Threat researchers have discovered the first AI-powered ransomware that uses LUA scripts to steal and encrypt data from Windows, MacOS and Linux systems.
The malware uses OpenAI's GPT-OSS:20B model via the Ollama API to dynamically generate malicious LUA scripts from hard-coded prompts.
How PromptLock works
According to researchers at ESET, Promptlock is written in Golang and uses the Ollama API to access the leading GPT-OSS:20B language model. LLM is hosted on a remote server, where threat actors connect through a proxy tunnel.
Malware uses hard coding prompts that tell the model to dynamically generate malicious LUA scripts, such as enumerating local file systems, inspecting target files, data removal, and file encryption.

Source: ESET
Researchers also mention the data destruction feature, but this feature has not been implemented.
For file encryption, PromptLock uses the LightWight Speck 128-bit algorithm, a rather unusual choice for ransomware that is primarily considered suitable for RFID applications.

Source: ESET
For now, it's a demo
ESET told BleepingComputer that PromptLock has not appeared on telemetry, but rather discovered it on Virustotal.
Cybersecurity companies believe PromptLock is a proof of concept or work in progress and is not an active ransomware in the wild.
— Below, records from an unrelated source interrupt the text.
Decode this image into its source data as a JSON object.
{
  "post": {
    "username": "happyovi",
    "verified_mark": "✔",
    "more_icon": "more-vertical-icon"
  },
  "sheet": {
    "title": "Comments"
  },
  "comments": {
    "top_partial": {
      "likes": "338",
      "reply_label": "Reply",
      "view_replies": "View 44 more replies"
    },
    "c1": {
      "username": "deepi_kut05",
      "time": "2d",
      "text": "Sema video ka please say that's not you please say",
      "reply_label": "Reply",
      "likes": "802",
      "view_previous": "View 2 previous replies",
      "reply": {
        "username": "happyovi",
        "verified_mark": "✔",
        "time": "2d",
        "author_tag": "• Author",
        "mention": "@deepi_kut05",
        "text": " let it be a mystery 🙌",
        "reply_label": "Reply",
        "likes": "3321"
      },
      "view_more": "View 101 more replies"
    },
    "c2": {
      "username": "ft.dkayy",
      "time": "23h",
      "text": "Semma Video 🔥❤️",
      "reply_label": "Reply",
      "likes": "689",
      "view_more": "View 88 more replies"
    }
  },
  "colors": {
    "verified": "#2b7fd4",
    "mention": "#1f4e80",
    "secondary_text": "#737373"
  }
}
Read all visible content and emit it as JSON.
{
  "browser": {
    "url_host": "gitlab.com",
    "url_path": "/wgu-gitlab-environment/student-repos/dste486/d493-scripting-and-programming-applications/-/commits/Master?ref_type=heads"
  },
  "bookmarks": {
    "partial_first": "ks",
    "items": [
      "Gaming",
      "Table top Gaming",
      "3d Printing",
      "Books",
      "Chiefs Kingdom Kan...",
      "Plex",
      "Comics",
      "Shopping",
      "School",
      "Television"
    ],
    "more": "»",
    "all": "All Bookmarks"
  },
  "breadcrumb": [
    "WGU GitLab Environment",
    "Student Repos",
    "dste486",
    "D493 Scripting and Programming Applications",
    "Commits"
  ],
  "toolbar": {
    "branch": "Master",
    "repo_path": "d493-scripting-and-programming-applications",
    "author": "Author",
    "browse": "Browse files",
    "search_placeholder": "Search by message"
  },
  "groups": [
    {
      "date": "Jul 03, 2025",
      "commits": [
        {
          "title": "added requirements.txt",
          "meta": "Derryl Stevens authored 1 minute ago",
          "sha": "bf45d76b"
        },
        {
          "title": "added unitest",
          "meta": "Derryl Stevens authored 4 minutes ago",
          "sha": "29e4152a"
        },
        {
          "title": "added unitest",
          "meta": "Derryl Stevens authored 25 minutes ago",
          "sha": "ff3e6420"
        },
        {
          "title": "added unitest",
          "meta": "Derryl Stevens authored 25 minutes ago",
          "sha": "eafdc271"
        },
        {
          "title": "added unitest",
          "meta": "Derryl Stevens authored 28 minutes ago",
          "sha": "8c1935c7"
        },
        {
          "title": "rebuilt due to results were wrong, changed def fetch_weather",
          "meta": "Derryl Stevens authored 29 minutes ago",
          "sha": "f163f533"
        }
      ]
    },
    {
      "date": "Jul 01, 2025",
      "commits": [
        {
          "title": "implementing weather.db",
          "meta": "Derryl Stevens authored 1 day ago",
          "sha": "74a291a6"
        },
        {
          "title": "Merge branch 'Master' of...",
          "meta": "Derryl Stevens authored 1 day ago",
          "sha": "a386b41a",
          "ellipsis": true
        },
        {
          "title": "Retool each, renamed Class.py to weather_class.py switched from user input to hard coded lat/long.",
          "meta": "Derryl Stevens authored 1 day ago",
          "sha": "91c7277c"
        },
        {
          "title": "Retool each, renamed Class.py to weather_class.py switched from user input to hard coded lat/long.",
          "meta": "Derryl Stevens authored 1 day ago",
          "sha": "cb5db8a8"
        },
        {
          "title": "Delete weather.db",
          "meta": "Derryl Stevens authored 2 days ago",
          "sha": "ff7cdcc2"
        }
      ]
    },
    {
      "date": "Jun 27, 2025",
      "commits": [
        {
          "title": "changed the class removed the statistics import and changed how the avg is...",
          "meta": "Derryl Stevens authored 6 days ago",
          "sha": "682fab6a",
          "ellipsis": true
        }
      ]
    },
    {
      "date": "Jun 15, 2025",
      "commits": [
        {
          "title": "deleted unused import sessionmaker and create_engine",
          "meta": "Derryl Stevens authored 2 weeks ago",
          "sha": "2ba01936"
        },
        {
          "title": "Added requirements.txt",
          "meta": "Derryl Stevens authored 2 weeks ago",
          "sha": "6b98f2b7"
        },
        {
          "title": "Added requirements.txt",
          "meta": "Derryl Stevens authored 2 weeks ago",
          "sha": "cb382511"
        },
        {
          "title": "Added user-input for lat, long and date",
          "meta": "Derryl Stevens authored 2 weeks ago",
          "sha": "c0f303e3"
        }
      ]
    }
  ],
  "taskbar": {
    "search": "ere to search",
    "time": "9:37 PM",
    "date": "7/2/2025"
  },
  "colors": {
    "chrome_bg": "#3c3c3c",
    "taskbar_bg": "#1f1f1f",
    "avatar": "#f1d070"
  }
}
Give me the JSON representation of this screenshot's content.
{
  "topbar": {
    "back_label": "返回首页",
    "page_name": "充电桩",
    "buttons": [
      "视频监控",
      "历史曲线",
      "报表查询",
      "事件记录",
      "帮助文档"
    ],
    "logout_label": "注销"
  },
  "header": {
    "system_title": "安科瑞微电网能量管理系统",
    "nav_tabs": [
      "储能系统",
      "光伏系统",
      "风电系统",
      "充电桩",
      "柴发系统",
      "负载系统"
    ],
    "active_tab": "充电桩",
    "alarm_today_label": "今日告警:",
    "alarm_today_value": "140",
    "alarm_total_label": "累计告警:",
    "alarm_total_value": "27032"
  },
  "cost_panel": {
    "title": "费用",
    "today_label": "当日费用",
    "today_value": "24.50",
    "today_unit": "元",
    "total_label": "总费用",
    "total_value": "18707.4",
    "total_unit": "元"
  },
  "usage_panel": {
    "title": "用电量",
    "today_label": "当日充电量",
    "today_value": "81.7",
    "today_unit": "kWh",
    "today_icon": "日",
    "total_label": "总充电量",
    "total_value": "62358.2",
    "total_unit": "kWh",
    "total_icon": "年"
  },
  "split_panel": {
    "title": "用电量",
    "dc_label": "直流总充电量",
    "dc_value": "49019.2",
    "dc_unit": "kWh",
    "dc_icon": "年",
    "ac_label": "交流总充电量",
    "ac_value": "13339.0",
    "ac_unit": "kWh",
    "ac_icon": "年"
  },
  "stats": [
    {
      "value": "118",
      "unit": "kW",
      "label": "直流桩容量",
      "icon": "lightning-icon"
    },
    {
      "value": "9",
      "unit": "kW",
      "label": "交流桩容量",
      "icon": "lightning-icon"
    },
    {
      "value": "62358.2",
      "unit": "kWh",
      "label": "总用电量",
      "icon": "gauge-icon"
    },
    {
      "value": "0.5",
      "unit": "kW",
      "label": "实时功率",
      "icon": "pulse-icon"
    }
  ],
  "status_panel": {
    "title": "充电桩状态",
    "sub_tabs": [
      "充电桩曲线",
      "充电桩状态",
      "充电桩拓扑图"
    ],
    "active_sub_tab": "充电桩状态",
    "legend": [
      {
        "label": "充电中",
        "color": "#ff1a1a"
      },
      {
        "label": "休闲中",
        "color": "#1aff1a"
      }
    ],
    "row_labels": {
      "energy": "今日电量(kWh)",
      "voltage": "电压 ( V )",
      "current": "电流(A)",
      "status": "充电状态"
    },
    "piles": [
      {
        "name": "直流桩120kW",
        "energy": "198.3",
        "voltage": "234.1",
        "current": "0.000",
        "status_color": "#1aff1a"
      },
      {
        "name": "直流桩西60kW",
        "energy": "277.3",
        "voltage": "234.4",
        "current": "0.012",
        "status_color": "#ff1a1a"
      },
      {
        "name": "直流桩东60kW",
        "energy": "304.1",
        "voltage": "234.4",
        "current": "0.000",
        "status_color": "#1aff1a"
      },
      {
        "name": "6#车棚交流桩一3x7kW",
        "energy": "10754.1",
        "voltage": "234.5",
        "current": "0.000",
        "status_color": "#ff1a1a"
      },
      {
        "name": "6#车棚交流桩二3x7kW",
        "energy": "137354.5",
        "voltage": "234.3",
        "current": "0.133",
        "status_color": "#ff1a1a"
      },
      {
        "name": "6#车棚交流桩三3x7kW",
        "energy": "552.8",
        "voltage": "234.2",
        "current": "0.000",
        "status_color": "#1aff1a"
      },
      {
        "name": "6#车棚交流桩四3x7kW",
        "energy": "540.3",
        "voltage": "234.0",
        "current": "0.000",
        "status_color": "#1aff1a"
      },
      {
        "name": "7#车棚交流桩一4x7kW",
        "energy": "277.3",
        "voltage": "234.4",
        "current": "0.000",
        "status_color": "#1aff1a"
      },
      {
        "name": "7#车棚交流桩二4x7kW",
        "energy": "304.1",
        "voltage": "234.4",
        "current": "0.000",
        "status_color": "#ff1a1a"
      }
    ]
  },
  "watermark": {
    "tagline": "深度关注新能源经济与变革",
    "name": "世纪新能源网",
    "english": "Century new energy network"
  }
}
Additionally, some indications indicate that this is a conceptual tool rather than a real threat to the presentation. It includes some clues including the use of weak encrypted cryptography (Speck 128-bit), hard-coding bitcoin addresses linked to Nakamoto Atoshi, and the fact that data destruction capabilities are not implemented.
After ESET released details about PromptLock, security researchers claimed that the malware was their project and somehow leaked.
Still, the appearance of PromptLock retains its importance in demonstrating that AIS can be weaponized in malware workflows, allowing it to lower the standard for cross-platform capabilities, operational flexibility, evasion, and entry into cybercrime.
This evolution came to light in July when Ukrainian certificates reported the discovery of Lamehug Malware, an LLM-driven tool that generates Windows shell commands using the Face API and Alibaba's Qwen-2.5-Coder-32B.
Lamehug, believed to be deployed by Russian hackers in the APT28 group, leverages API calls rather than Promptlock's proxy. Both implementations achieve the same practical results, but the latter is more complicated and dangerous.
46% of the environment have corrupted passwords, almost doubled from 25% last year.
Get Picus Blue Report 2025 and take a comprehensive look at more research findings on prevention, detection, and data removal trends.